C Television (C TV)
- The C Television logo at time of closure
- Country: Trinidad and Tobago
- Broadcast area: National
- Network: Caribbean New Media Group
- Affiliates: 91.1 Talk City, Sweet 100.1, Next FM 99.1.
- Headquarters: 11 A Maraval Road, Port of Spain, Trinidad and Tobago

Programming
- Language: English
- Picture format: 480i (SDTV)

Ownership
- Owner: The Caribbean New Media Group Limited (CNMG)
- Key people: Ingrid Issac

History
- Replaced: TTT
- Former names: Trinidad & Tobago Television (ttt)

Links
- Website: http://www.ctntworld.com/

Availability

Terrestrial
- 9 and 13

Streaming media
- BitGravity: http://ctvtt.com/stream.htm

= C TV =

Television station in Trinidad and Tobago

C Television (C TV) was the flagship television station of the Caribbean New Media Group, a state-owned media company in Trinidad and Tobago that was formed in 2005 as the successor company to Trinidad and Tobago Television (TTT). Until August 2018, C TV operated from studios at 11 A Maraval Road, Port of Spain, Trinidad and Tobago. The station boasted that its facilities were the most technologically advanced of its kind in the Caribbean region at the time of launch. The station was replaced by a rebranded TTT in August 2018.

==History==
The Caribbean New Media Group was formed in 2005 after the financial demise of its predecessor, the National Broadcasting Network (NBN), the parent company of the flagship television station, Trinidad & Tobago Television (TTT). The studios, located on Maraval Road, Port of Spain, were refurbished where the station commenced operations on June 5, 2006. During the initial test period, programming consisted of a four-hour block from 6.00 to 10.00p.m.

The formal launch of the Caribbean New Media Group occurred in mid-2007 and the station was re-branded from CNMG Television to C. In 2011, the station was then rebranded to CTV.

In August 2017, Minister Maxie Cuffie announced that CNMG would be wound up and replaced by TTT Limited. The rebranded TTT station was launched on August 30, 2018.

==Programming==
C TV's programming line-up included local and foreign content. The station gained popularity with its broadcast of the Miss World Pageant annually, Digicel Rising Stars programme and the coverage of the 2007 ICC Cricket World Cup. C TV's foreign line-up included popular US television series such as Pretty Little Liars, Hawaii Five-0, Hellcats, The Cleveland Show, The Doctors, The Simpsons, Grimm (TV series), Blue Bloods (TV series), Law & Order: Special Victims Unit, House (TV series), Motive (TV series), NCIS, NCIS: Los Angeles and Vampire Diaries among others.

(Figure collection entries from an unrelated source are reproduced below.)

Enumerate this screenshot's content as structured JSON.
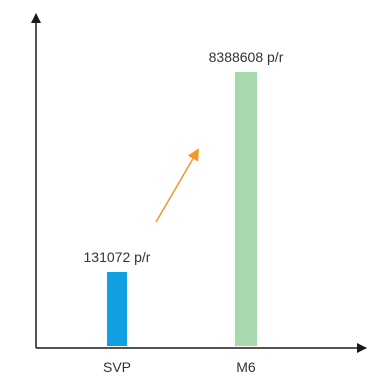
{
  "chart_data": {
    "type": "bar",
    "categories": [
      "SVP",
      "M6"
    ],
    "values": [
      131072,
      8388608
    ],
    "data_labels": [
      "131072 p/r",
      "8388608 p/r"
    ],
    "colors": [
      "#0f9fe2",
      "#a8d8ad"
    ],
    "axis_color": "#1a1a1a",
    "arrow_color": "#f5962a",
    "ylim": [
      0,
      9000000
    ],
    "grid": false,
    "legend": "none",
    "xlabel": "",
    "ylabel": "",
    "annotation": "trend-arrow"
  }
}
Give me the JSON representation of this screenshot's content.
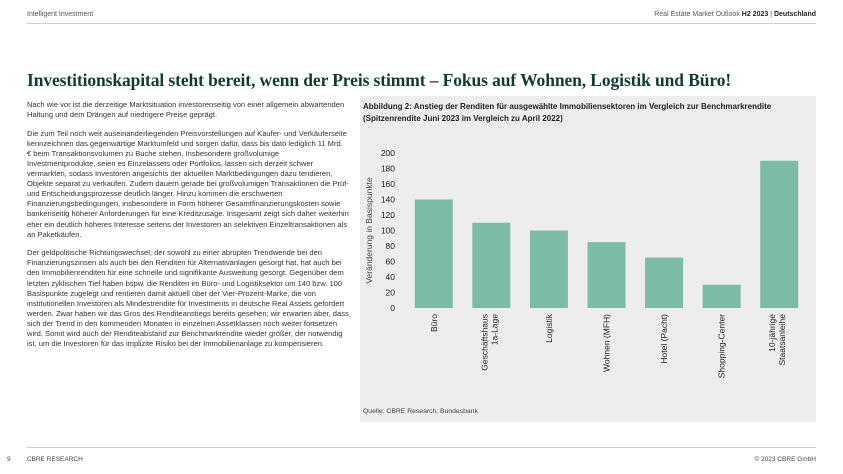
{
  "header": {
    "left": "Intelligent Investment",
    "right_prefix": "Real Estate Market Outlook",
    "right_period": "H2 2023",
    "right_sep": "|",
    "right_country": "Deutschland"
  },
  "title": "Investitionskapital steht bereit, wenn der Preis stimmt – Fokus auf Wohnen, Logistik und Büro!",
  "body": {
    "p1": "Nach wie vor ist die derzeitige Marktsituation investorenseitig von einer allgemein abwartenden Haltung und dem Drängen auf niedrigere Preise geprägt.",
    "p2": "Die zum Teil noch weit auseinanderliegenden Preisvorstellungen auf Käufer- und Verkäuferseite kennzeichnen das gegenwärtige Marktumfeld und sorgen dafür, dass bis dato lediglich 11 Mrd. € beim Transaktionsvolumen zu Buche stehen. Insbesondere großvolumige Investmentprodukte, seien es Einzelassets oder Portfolios, lassen sich derzeit schwer vermarkten, sodass Investoren angesichts der aktuellen Marktbedingungen dazu tendieren, Objekte separat zu verkaufen. Zudem dauern gerade bei großvolumigen Transaktionen die Prüf- und Entscheidungsprozesse deutlich länger. Hinzu kommen die erschwerten Finanzierungsbedingungen, insbesondere in Form höherer Gesamtfinanzierungskosten sowie bankenseitig höherer Anforderungen für eine Kreditzusage. Insgesamt zeigt sich daher weiterhin eher ein deutlich höheres Interesse seitens der Investoren an selektiven Einzeltransaktionen als an Paketkäufen.",
    "p3": "Der geldpolitische Richtungswechsel, der sowohl zu einer abrupten Trendwende bei den Finanzierungszinsen als auch bei den Renditen für Alternativanlagen gesorgt hat, hat auch bei den Immobilienrenditen für eine schnelle und signifikante Ausweitung gesorgt. Gegenüber dem letzten zyklischen Tief haben bspw. die Renditen im Büro- und Logistiksektor um 140 bzw. 100 Basispunkte zugelegt und rentieren damit aktuell über der Vier-Prozent-Marke, die von institutionellen Investoren als Mindestrendite für Investments in deutsche Real Assets gefordert werden. Zwar haben wir das Gros des Renditeanstiegs bereits gesehen; wir erwarten aber, dass sich der Trend in den kommenden Monaten in einzelnen Assetklassen noch weiter fortsetzen wird. Somit wird auch der Renditeabstand zur Benchmarkrendite wieder größer, der notwendig ist, um die Investoren für das implizite Risiko bei der Immobilienanlage zu kompensieren."
  },
  "figure": {
    "title_line1": "Abbildung 2:  Anstieg der Renditen für ausgewählte Immobiliensektoren im Vergleich zur Benchmarkrendite",
    "title_line2": "(Spitzenrendite Juni 2023 im Vergleich zu April 2022)",
    "source": "Quelle: CBRE Research, Bundesbank"
  },
  "chart_data": {
    "type": "bar",
    "title": "Abbildung 2:  Anstieg der Renditen für ausgewählte Immobiliensektoren im Vergleich zur Benchmarkrendite (Spitzenrendite Juni 2023 im Vergleich zu April 2022)",
    "xlabel": "",
    "ylabel": "Veränderung in Basispunkte",
    "ylim": [
      0,
      200
    ],
    "yticks": [
      0,
      20,
      40,
      60,
      80,
      100,
      120,
      140,
      160,
      180,
      200
    ],
    "grid": false,
    "bar_color": "#7dbba9",
    "categories": [
      [
        "Büro"
      ],
      [
        "Geschäftshaus",
        "1a-Lage"
      ],
      [
        "Logistik"
      ],
      [
        "Wohnen (MFH)"
      ],
      [
        "Hotel (Pacht)"
      ],
      [
        "Shopping-Center"
      ],
      [
        "10-jährige",
        "Staatsanleihe"
      ]
    ],
    "values": [
      140,
      110,
      100,
      85,
      65,
      30,
      190
    ]
  },
  "footer": {
    "page": "9",
    "left": "CBRE RESEARCH",
    "right": "© 2023 CBRE GmbH"
  }
}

==News and current affairs==
CTV would broadcast four and a half hours of news programming on weekdays and thirty minutes of news programming on weekends. The station's breakfast programme First Up, was one of the highest rated programmes in the country. "First Up" was simulcast on its sister radio station Talk City 91.1. CTV also carried an hour-long newscast at 7.00pm and news updates carried at 6pm, 9pm and 10pm. There was also a thirty-minute newscast at noon. All newscasts were available on demand on the station's website.

==Controversy==
On November 8, 2010, outspoken First Up presenter Fazeer Mohammed was replaced by GISL Chief Executive Officer Andy Johnson. The incident led many commentators to speculate that it was politically motivated, stemming from an interview between Mohammed and Minister of Foreign Affairs, Suruj Rambajhan. The Media Association of Trinidad and Tobago condemned the action. The incident also caused a massive public outcry on the station's social networking sites.

==Coverage==
CTV broadcast on VHF channels 9 and 13 on the island of Trinidad and channel UHF 20 on the island of Tobago. The station was also transmitted on all of the country's major cable systems on the following channels:

- Flow (National): Ch. 6 (Digital) Ch. 106 (Advanced Video Service)
- Massy Communications (National): Ch. 105
- Digicel Play: Ch. 7
- Trico (Tobago): Ch. 2
- RVR International (Rio Claro): Ch. 9
- Mayaro Cable: Ch. 9
- Diamond Vale Cable: Ch. 13

CTV was also available on national platforms Blink (IPTV) and Green Dot (Satellite).

==Anchors and presenters==
- Samantha John - C News At 7
- James Saunders - C News At 7 (sports)
- Ean Wallace - C News At 7 (weather)
- StacyAnn Providence - C News At Noon
- Paul Richards - Good Morning T&T
- Jessie May Ventour - Good Morning T&T

==Radio==
C TV was available to listen live on Talk City 91.1 FM.